また、多摩の研修センターには、研修中に子どもを預けるベビーサロンがあり、宿泊も可能。育児中の社員のサポートも行っているそうです。
最終日は、コロナ禍の中でのテレワークへの対応について伺いました。
2019年冬ごろから、ロケーションフリーで会社と同じ仕事がどこでもできるというコンセプトで2in1端末を導入し、2月いっぱいで全社員への配布が完了。もともと4月からはオリンピック、パラリンピック対応でテレワークを拡充する予定だったのが、1カ月前倒しとなったわけです。
社員の健康管理という面では、「ダイワオンラインケア」としてオンライン診療を開始。通院や待ち時間がなく医師の診察が可能で、薬も自宅に郵送してくれるため、忙しい社員も受診しやすいようになっています。
これまでの「働き方改革」について堀江さんは、「まずは働きやすさに取り組む企業が多いですが、その先に『働きがい』がないと、仕事にチャレンジしたり、お客様のために付加価値の高い業務にチャレンジしたりという気持ち、イノベーションというところにつながっていきません」と語ります。
また、採用面接を受ける学生さんが「御社の社員は皆さん親身になって、『うちの会社、すごくいいよ』と本当に思って話してくれるのが分かる」と言ってくれるそう。
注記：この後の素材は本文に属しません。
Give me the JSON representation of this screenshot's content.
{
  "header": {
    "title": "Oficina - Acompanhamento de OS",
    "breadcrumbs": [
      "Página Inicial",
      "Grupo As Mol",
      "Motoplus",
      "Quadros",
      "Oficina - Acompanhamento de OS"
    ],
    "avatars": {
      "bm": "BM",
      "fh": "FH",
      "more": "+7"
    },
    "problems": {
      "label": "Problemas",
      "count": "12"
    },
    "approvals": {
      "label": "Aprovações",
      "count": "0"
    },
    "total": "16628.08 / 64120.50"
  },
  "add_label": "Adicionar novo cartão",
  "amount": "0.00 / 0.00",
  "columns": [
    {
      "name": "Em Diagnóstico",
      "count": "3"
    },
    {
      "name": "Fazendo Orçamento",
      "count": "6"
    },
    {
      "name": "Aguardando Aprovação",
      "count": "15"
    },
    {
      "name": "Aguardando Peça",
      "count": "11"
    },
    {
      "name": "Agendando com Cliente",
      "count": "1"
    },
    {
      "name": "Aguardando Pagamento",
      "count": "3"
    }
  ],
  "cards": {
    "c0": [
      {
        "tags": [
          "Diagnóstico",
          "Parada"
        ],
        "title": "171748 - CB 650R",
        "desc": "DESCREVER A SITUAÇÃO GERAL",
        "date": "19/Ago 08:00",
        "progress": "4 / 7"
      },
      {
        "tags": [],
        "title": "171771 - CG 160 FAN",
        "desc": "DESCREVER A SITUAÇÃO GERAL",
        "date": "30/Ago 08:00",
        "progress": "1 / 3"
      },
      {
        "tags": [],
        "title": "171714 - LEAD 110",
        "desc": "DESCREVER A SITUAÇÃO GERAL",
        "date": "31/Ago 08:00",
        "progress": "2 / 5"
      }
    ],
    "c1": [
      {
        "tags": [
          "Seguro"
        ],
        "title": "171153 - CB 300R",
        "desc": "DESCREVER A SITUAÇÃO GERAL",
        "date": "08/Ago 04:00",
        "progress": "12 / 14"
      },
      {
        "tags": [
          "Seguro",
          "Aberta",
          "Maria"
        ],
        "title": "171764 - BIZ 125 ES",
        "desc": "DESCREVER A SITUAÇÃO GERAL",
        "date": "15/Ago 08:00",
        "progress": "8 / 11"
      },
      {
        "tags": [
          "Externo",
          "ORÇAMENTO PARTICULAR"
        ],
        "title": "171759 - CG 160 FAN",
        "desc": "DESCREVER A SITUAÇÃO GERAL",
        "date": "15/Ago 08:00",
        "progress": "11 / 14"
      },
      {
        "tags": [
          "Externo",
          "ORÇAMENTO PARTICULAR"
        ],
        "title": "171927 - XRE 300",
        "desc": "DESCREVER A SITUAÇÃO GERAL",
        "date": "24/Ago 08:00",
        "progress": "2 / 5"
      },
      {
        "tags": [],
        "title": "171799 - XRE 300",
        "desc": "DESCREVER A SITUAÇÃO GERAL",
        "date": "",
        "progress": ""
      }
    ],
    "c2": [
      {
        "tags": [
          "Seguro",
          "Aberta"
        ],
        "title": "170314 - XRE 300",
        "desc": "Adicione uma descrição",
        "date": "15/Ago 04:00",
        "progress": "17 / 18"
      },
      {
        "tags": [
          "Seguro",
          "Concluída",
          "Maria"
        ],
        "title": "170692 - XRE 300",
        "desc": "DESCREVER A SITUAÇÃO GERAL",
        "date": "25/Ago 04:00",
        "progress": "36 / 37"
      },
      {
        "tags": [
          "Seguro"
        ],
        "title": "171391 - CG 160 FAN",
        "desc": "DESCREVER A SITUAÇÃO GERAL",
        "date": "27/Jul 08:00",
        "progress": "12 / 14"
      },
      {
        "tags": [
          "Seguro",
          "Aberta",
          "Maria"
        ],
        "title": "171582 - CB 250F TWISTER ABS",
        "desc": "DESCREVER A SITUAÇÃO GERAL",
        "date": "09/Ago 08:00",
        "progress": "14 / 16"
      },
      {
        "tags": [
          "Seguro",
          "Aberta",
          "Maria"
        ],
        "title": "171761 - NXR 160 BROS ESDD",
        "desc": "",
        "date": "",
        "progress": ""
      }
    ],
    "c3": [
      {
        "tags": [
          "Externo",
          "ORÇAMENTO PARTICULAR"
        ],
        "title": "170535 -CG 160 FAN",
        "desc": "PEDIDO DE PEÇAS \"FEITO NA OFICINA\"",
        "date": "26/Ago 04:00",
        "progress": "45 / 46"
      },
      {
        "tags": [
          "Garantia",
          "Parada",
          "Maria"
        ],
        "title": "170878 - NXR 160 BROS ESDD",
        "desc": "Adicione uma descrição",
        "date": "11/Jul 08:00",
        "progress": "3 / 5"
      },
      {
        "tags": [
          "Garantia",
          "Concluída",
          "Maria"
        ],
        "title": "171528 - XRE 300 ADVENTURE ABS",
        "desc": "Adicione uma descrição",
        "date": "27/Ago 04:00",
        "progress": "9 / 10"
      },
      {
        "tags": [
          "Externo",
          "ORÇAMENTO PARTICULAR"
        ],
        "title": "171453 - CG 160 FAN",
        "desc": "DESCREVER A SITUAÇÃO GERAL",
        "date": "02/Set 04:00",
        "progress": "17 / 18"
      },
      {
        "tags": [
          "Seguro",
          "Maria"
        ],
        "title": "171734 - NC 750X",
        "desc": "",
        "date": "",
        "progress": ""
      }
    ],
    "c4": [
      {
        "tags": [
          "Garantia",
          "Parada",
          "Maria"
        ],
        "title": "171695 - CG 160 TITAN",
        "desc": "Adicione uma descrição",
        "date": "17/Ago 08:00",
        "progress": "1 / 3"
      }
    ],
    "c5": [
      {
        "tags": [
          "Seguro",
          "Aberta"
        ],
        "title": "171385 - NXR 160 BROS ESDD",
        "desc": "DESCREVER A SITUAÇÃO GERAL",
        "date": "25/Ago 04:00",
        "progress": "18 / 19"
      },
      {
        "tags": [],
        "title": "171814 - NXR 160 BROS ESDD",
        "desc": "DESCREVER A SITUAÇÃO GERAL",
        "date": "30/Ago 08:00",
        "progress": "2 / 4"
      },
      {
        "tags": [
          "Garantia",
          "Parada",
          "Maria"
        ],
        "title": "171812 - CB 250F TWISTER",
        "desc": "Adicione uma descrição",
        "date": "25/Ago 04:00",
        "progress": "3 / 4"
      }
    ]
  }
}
「自分もそういう社員になりたい」と、会社を好きになって入社してくれる人が多いとのことで、外からもそういう目で見てくれる会社になっているのではないか、と語っていただきました。
今週のお話から導き出す「WORK SHIFTのヒント」は、『働き方改革で働きがいを!』。
「働きやすさ」はもちろん、その先にある「働きがい」が、業績アップにもつながっているようです。